How to watermark your critical data?

Numerous research papers indicate that GenAI models or text generation models can memorize sequences. A security team could inject a synthetic tag, like an equipment ID number or a non-existent PLC tag, into documentation and the project files of critical components. Then the security team can periodically scan public LLM responses or leak sites to assess whether the tracked data was accidentally leaked to the public domain.

The embedded random string can look like {Company-alias}-{Asset Class}-{Asset identifier assigned by the security team.}

• The “Company-alias” is a series of names that can be mapped to a specific organization. The general recommendation is to use a series rather than a constant string to make an adversarial recon attempt harder in case the alias is leaked.

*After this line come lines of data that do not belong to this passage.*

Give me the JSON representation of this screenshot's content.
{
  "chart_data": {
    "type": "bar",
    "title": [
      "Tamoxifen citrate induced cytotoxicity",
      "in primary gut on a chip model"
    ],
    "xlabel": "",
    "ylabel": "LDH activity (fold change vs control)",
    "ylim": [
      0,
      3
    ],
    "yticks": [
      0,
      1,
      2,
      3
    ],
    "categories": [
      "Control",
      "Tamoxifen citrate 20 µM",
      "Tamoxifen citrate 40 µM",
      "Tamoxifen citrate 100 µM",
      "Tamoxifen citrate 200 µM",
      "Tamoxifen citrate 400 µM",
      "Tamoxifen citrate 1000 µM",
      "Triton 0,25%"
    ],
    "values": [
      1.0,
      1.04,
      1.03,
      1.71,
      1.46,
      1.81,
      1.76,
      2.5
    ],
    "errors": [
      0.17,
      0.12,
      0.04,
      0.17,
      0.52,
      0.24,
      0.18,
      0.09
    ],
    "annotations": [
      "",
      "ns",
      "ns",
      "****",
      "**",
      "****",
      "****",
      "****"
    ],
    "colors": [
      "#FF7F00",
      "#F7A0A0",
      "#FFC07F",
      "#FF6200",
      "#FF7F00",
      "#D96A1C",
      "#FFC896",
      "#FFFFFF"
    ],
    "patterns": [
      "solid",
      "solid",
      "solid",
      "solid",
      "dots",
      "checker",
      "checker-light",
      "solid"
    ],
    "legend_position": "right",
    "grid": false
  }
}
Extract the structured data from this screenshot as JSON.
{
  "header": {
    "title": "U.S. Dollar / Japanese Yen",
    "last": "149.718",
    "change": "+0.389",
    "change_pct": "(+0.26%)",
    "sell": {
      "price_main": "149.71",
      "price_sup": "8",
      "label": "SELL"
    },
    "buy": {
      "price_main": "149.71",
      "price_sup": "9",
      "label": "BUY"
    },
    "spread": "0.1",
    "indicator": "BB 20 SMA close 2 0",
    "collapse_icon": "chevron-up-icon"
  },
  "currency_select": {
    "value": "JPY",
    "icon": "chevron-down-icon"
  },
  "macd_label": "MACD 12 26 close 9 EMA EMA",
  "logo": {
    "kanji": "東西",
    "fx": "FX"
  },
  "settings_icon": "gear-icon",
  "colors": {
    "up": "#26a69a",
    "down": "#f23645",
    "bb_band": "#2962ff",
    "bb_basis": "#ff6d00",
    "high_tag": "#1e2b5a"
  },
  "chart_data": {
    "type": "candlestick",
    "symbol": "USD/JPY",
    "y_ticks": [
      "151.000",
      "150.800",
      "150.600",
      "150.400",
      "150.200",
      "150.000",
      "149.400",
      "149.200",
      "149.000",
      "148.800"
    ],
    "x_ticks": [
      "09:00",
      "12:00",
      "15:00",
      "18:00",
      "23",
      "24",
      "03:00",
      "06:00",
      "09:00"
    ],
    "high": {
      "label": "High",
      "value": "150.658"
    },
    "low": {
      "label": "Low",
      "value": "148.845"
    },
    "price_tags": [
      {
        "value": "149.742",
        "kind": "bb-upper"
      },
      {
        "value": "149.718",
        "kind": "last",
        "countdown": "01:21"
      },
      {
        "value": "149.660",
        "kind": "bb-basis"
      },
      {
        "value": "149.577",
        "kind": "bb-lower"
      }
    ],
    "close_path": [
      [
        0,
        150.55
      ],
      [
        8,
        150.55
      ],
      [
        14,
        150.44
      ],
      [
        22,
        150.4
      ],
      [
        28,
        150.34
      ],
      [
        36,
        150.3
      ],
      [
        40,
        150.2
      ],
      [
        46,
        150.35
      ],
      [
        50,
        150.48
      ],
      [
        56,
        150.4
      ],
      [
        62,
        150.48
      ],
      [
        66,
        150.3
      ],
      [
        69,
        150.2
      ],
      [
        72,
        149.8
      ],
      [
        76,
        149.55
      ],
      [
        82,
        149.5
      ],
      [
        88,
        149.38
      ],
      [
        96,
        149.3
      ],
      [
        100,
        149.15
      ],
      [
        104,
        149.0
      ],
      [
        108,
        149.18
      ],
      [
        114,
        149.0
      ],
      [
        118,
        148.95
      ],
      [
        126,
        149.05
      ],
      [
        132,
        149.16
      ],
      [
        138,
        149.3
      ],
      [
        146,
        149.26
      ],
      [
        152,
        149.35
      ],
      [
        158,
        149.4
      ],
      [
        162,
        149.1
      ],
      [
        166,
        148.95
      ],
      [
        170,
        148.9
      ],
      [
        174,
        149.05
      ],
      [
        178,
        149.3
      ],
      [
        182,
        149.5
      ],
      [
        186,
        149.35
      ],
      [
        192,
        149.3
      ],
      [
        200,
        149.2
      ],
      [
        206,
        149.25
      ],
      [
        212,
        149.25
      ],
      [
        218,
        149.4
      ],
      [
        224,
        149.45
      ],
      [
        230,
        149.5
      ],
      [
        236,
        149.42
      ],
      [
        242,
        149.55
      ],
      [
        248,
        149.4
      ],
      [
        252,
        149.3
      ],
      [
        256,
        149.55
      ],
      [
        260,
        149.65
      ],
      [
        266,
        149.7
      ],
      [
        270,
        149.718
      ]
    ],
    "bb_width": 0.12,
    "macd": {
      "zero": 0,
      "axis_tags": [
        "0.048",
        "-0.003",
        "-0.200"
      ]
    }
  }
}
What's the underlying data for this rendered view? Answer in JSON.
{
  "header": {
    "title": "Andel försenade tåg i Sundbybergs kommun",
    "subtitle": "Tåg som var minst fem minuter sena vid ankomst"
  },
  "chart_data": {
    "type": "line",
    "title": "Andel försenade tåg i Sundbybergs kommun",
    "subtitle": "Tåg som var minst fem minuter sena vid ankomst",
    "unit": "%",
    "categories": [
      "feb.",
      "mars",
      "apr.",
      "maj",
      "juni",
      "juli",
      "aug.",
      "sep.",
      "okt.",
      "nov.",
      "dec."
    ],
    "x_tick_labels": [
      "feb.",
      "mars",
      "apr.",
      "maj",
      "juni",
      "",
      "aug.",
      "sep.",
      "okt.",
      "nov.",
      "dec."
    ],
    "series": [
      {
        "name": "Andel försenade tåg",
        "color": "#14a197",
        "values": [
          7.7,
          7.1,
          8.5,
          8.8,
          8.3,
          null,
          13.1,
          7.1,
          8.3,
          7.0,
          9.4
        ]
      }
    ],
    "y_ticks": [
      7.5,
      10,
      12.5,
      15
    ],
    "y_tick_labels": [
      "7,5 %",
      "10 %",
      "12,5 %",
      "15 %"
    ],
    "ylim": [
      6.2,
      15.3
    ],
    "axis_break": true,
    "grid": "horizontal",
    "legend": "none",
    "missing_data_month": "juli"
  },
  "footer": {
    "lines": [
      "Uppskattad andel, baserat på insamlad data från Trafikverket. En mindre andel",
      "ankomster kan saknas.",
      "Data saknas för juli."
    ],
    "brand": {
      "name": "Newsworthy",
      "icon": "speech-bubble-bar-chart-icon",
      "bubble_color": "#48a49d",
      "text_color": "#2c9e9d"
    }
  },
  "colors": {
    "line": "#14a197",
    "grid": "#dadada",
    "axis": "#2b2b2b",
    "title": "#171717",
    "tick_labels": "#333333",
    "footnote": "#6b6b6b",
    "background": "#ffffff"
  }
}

• The “Asset Class” highlights the asset type. The security team can use “IT” or “OT”, depending on the asset, or have a more granular asset class.

• The “Asset identifier assigned by the security team” can be a unique identifier assigned to specific files, like ladder logics and project files.

The security team can track and run periodic checks for the embedded strings. Any positive hits should trigger an incident response. For advanced analysis, I encourage readers to explore the field of “membership inference,” which aims to determine whether a specific data point was used to train a given artificial intelligence model.

LLM is the next big tech advancement, and as security personnel, we are just scratching the surface when it comes to securing it. More time and research will undoubtedly create more “questions” on LLM and GenAI’s true potential, as well as the threats and vulnerabilities that accompany it. Clearly, monitoring usage and systematic expansion are key to safely integrating this technology as we continue our efforts to secure critical infrastructure overall.